Another CAPS resident escapes
CAPS officials reported that a resident escaped Tuesday morning, making a total of three escapes in less than two months for the Craig community corrections facility.
A nationwide warrant is out for Steven Skaggs, 22, said CAPS Director Cindy Talkington. CAPS is an acronym for Correctional Alternative Placement Services.
Skaggs reportedly failed to show up Tuesday morning at his job with a plumbing company in Steamboat Springs.
Skaggs was serving a four-year community corrections sentence for aggravated motor vehicle theft and theft charges out of Grand County, Talkington said. He was admitted to the facility Aug. 20, 2004.
Skaggs is not considered dangerous, Talkington said.
Skagg’s escape marks the third in less than two months for a facility that traditionally boosts a solid track record with relatively few escapes, CAPS officials have said.
Talkington said determining how to curb residents from es-ca-ping the facility is difficult. Residents are admitted to the correctional facility in lieu of serving prison time. CAPS officials said they are choosy about who they admit to the facility, such as mostly nondangerous criminals. Residents are allowed to work in the community, but have strict requirements for reporting back to the facility outside of work hours. They also undergo frequent drug and alcohol screenings.
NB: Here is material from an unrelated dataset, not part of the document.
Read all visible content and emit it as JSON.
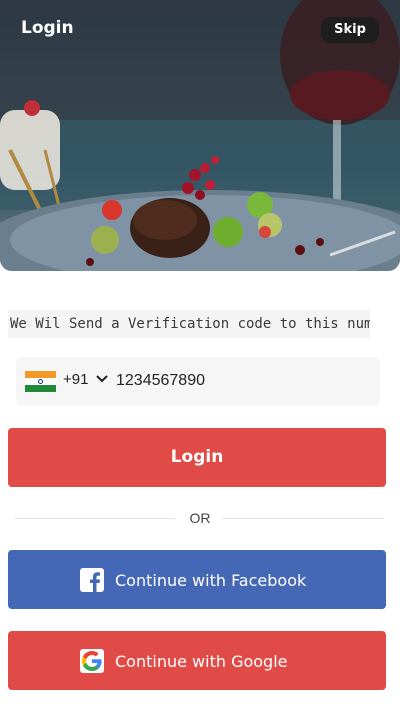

There are no guards.
The facility has 39 residents but can house 45.
“Today, I was trying to think of what we could do different (to prevent escapes) other than sending one person out with each resident every day to check on them regularly,” Talkington said.
Skaggs reportedly had a girlfriend in Craig. He soon would have been reviewed for extended privileges because of good behavior, Talkington said.
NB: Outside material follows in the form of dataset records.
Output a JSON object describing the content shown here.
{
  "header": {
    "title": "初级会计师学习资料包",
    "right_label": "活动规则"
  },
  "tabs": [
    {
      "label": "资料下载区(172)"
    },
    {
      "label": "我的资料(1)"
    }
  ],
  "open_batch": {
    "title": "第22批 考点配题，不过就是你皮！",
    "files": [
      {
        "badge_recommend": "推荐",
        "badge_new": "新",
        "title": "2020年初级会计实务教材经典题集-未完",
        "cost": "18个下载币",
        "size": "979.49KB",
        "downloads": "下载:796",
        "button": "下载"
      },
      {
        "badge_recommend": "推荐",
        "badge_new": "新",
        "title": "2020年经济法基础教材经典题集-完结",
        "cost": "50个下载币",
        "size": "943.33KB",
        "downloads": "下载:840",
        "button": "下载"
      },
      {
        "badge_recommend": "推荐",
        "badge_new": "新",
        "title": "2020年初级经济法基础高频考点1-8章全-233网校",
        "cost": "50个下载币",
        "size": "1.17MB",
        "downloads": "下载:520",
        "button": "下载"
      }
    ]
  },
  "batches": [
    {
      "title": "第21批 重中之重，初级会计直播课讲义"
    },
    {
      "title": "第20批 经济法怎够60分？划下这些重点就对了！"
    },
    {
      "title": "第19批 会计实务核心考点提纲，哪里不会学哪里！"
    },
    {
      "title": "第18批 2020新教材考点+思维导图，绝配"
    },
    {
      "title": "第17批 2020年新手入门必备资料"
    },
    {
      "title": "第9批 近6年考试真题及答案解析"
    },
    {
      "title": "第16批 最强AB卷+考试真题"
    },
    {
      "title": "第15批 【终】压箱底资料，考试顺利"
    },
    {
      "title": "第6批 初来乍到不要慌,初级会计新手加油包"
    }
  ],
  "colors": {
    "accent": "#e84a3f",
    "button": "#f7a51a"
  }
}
Law enforcement still has a warrant out for Michael Holton, 22, who escaped from the facility Feb. 25. He faced a six-year CAPS sentence that started Sept. 13.
Shane Stockton, 21, escaped from the facility Feb. 3 but soon was captured by officers from the Craig Police Department. Stockton may face an additional two years in prison on top of his previous sentence. Stockton was sentenced to 1 1/2 years in CAPS, but now may have to spend that time behind bars.
Talkington said CAPS staff regularly informs residents about the consequences of escaping the facility. If caught and convicted, it can add an extra felony charge to an existing sentence.
It also can mean that a criminal’s existing CAPS sentence is spent in prison.
“That will probably be a topic at the meeting tonight,” Talkington said of CAPS weekly Wednesday night meeting. “We’ll talk about how the decision to run is not beneficial.”